At the time of diagnosis up to ¾ of SLE patients had little knowledge of the disease, which is in line with the previously published French survey [16]. Among the findings of the survey, it is highlighted that society and the general population are unaware of what lupus is, while, in the case of lupus patients, knowledge increases as the disease progresses. On the other hand, half of the patients were diagnosed after 10 years of symptoms and 92% of the patients had organ involvement at diagnosis. This means that we are late in diagnosing many patients, which makes it necessary to promote close collaboration between primary care and hospitals to refer patients with suspected SLE.

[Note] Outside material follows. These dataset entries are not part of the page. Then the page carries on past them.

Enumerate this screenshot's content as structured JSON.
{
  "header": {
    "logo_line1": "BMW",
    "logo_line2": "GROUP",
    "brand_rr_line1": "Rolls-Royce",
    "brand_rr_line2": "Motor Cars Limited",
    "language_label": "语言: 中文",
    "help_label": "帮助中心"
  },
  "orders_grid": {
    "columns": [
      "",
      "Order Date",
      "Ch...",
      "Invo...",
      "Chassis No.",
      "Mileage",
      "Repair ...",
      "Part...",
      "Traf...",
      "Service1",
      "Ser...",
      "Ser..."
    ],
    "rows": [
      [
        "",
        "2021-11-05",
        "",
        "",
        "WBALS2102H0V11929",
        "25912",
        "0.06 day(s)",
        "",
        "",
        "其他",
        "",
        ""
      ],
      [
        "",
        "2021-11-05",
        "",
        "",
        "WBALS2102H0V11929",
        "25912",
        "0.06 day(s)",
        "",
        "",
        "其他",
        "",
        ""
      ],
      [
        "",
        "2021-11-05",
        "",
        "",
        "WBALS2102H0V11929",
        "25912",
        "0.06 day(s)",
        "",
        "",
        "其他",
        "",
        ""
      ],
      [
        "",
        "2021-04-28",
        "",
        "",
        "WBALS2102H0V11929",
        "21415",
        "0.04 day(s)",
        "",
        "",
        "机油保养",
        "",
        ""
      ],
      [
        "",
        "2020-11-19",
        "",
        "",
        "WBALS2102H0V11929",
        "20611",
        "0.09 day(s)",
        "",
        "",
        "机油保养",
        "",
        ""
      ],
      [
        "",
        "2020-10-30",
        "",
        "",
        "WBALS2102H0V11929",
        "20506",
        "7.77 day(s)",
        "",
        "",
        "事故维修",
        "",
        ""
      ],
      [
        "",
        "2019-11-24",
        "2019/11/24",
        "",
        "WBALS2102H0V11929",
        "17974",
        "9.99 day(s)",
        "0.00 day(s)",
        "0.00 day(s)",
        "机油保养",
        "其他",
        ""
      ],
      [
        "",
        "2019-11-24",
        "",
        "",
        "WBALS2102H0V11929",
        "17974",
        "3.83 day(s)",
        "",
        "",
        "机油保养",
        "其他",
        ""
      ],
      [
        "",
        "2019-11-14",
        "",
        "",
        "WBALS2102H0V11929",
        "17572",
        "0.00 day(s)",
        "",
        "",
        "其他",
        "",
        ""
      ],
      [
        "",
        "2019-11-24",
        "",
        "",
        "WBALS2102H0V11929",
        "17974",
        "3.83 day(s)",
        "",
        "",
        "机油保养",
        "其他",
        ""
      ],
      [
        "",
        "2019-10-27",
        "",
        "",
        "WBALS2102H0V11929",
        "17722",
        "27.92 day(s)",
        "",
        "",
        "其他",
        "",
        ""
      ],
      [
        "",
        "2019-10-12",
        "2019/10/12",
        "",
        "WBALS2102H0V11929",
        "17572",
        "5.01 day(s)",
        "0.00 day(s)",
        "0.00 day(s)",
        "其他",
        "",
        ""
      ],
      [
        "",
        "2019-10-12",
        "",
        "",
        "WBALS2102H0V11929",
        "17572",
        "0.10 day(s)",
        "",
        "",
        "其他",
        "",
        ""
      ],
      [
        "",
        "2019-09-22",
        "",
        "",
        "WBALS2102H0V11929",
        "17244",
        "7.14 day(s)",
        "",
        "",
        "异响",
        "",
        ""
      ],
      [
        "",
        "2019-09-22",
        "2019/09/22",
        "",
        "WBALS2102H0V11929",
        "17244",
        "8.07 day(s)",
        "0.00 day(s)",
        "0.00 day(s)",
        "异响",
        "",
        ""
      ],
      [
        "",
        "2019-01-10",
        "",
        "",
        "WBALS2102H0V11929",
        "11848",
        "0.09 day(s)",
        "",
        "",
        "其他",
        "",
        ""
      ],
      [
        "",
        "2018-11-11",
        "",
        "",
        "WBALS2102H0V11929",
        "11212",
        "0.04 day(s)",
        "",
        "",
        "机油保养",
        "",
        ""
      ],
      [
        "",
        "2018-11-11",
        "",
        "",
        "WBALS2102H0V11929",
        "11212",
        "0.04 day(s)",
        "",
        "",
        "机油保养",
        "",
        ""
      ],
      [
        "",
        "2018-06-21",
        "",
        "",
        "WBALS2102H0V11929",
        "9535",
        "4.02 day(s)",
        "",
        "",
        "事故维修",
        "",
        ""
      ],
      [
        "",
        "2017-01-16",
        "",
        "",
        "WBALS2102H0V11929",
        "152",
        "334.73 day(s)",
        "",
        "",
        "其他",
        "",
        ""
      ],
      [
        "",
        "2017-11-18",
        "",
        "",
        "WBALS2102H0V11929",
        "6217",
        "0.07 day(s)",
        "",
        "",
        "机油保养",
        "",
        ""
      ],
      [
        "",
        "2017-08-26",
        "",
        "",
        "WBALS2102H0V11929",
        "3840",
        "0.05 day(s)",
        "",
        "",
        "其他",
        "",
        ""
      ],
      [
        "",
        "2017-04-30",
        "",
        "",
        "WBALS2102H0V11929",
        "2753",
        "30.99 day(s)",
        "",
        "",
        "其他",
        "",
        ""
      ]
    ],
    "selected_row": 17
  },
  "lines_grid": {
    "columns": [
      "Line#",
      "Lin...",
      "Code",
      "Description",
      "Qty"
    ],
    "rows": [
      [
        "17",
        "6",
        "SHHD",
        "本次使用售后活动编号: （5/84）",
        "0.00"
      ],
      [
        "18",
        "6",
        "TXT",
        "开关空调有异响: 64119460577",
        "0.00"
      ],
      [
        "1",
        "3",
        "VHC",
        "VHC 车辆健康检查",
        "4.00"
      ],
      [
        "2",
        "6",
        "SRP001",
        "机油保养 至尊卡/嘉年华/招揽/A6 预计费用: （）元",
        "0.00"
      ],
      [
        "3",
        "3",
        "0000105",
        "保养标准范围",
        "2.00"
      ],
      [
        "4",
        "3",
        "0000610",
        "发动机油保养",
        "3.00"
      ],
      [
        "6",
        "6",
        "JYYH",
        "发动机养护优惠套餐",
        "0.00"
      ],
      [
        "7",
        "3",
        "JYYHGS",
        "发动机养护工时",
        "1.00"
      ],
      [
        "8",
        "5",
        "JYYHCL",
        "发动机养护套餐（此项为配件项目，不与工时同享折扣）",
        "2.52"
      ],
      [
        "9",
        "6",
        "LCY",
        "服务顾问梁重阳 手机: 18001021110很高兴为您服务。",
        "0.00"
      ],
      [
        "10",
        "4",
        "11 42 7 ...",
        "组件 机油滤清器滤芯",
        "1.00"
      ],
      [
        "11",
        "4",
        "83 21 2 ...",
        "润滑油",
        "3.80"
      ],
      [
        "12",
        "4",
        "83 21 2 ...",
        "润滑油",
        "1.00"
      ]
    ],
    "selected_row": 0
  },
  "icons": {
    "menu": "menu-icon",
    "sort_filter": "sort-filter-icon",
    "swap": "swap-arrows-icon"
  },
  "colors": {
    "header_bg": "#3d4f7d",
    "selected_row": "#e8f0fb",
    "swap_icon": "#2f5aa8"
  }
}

Finally, it is noticeable that many patients did not understand the concept of irreversible organ damage, mistakenly relating it to fatigue (38%), joint pain (47%) and even to the presence of cutaneous symptoms such as the presence of oral ulcers (17%). In the work of Mok et al. [26], up to 48% of patients had irreversible organ damage at baseline, so it is essential that patients understand the concept of damage and differentiate it from acute activity.

In summary, the survey highlighted the need for disease awareness campaigns, where patient associations alongside health authorities have a crucial role to play; in turn, there is a need for greater involvement of healthcare providers and the need for more information for SLE patients from the time of diagnosis.

Conflict of interest

The authors have no conflicts of interest to declare. All co-authors have seen and agree with the contents of the manuscript and there is no financial interest to report.